Outra amiga me escreve dizendo estar danada da vida com um rolinho, peguete, p.a (não sei qual a gíria utilizar, mas acho que vocês entenderam né? Hehehehe) que depois que ela demonstrou um interesse maior ele começou a sumir do mapa. “Qual é a desse cara? Uma hora quer, outra hora não quer. Vou ficar louca!!!” Sugiro a ela que escolha um motivo mais sensato para ficar louca, peguete indeciso não compensa o chilique. E rimos. E lembramos da adolescência. E trocamos frases espertas. E ela: “De onde você tirou essa serenidade toda? Não vai me dizer que amadureceu? Putz, é contagioso? Por via das dúvidas, melhor não se aproximar, vai que pegue?”

E uma terceira amiga de faculdade me chamou para um bar na sexta-feira e depois de mil remarcações desse reencontro não dava mais pra adiar… Apesar de ser véspera de treino e da minha vida não ser mais tão boemia como antigamente eu sai de São José e fui até Taubaté as 19h30, conforme marcado. Entre risos, conversas e confidencias eu solto um “Pri, 23h vamos embora?” E ela responde: “Ah! Não, você tá ficando uma chata!” E, fiquei pensando, será que estou? Hahahahaha. “Pri, meia noite, vamos embora?” E mais uma resposta: “Tra lá lá não estou nem te escutando… Dorme em casa Kátia Leal, amanhã você acorda cedo e vai correr”. E assim, foram “Pri, 1h… E pede a saideira que nunca esvazia e “Pri, 2h da madruga”… E uma despedida com “Onde foi que eu perdi pra você ficar tão focada?”

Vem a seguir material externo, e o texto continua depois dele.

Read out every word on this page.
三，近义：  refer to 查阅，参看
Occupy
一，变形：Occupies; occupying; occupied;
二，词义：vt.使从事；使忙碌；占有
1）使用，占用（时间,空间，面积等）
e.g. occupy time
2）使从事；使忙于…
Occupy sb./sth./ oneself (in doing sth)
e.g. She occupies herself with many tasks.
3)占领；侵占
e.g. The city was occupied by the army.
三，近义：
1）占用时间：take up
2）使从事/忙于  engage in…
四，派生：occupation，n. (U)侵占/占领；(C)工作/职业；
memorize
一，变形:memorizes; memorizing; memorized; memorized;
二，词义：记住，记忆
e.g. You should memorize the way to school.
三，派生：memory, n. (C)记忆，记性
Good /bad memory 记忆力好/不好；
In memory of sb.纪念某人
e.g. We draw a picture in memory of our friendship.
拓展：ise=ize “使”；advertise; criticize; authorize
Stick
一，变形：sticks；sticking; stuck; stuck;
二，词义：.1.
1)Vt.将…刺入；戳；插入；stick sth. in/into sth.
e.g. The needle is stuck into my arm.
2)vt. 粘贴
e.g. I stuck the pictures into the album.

No final deu certo e já programei a baladinha que despertará a Kátia Leal da faculdade. Aquela estressada, ao mesmo tempo animada, que acordava as 7h trabalhava até as 18h, frequentava a sala de aula as 19h e terminava num bar, num churrasco ou numa balada (se tivesse oportunidade) a partir das 23h.

Isso hoje até pode acontecer, mas de forma planejada e preparada psicologicamente. Alias, não tenho mais 20 anos né gente?

A sensação que eu tenho é de que uma hora para outra, fiquei assim, lúcida e diabolicamente tranquila. Não que os problemas tenham sumido, mas deixaram de ser coisa de outro mundo. Se antes eu perdia o sono hoje durmo como se estivesse no sarcófago da múmia de Tutancâmon.

Num passado não tão distante, quando eu pisava na bola com alguém – amiga, irmã, namorado, mãe, chefe -, mergulhava em culpa, considerava a relação perdida, até que me ocorreu uma frase milagrosa para solucionar impasses: “Me desculpe”. Funciona que é uma maravilha. Mas ela tem que ser sincera. Esse é o segredinho do sucesso.

A ansiedade foi o sintoma mais persistente ao longo da minha vida. Antes da pandemia sofria crises de ansiedade, aliados a noites em claro e 90% ocasionado por coisas do trabalho e que geralmente não dependia exclusivamente das minhas atitudes. Imagina se eu sofresse agora com essas crises, já que o setor que eu trabalho está turbulento e passando por dificuldade?

O pior é que não ando mesmo ansiosa por nada, inclusive não tenho ansiedade nem por viajar, eu que antes não pensava em outra coisa, não fechava um ano sem pegar as malas e sumir por uns dias. Mas mesmo sem ansiedade, tenho mais viagens agendadas esse ano que dinheiro disponível. Hahahahaha. Relego a ansiedade para minhas amigas que embarcarão comigo.  

Desde a hora em que acordo até a hora de ir dormir, a lista de providências a tomar é quilométrica, e dou conta de tudo, e se não dou, paciência. Não deu para terminar o fechamento hoje? Faço amanhã. Estou com o trabalho atrasado? Sempre dei conta, não vai ser agora que vou estressar. O cabelo está sem corte? Qualquer hora marco um horário, o cabeleireiro não vai fugir (na verdade, me preocupo com sua mudança de área profissional e não de localização… Ele se supera tanto como cabelereiro quanto como arquiteto). Emagreci? Emagreci (graças ao acompanhamento da amiga nutri, da minha disciplina em 80% do tempo), mas há quem diga que preciso engordar um pouco. E a preocupação com isso?

Na alma, que é o que importa, estou gordinha de coisas boas. Hehehehehe.

Fazer o que com tanta maturidade? Chamar um médico, urgente. Garanto que isso não deve ser normal.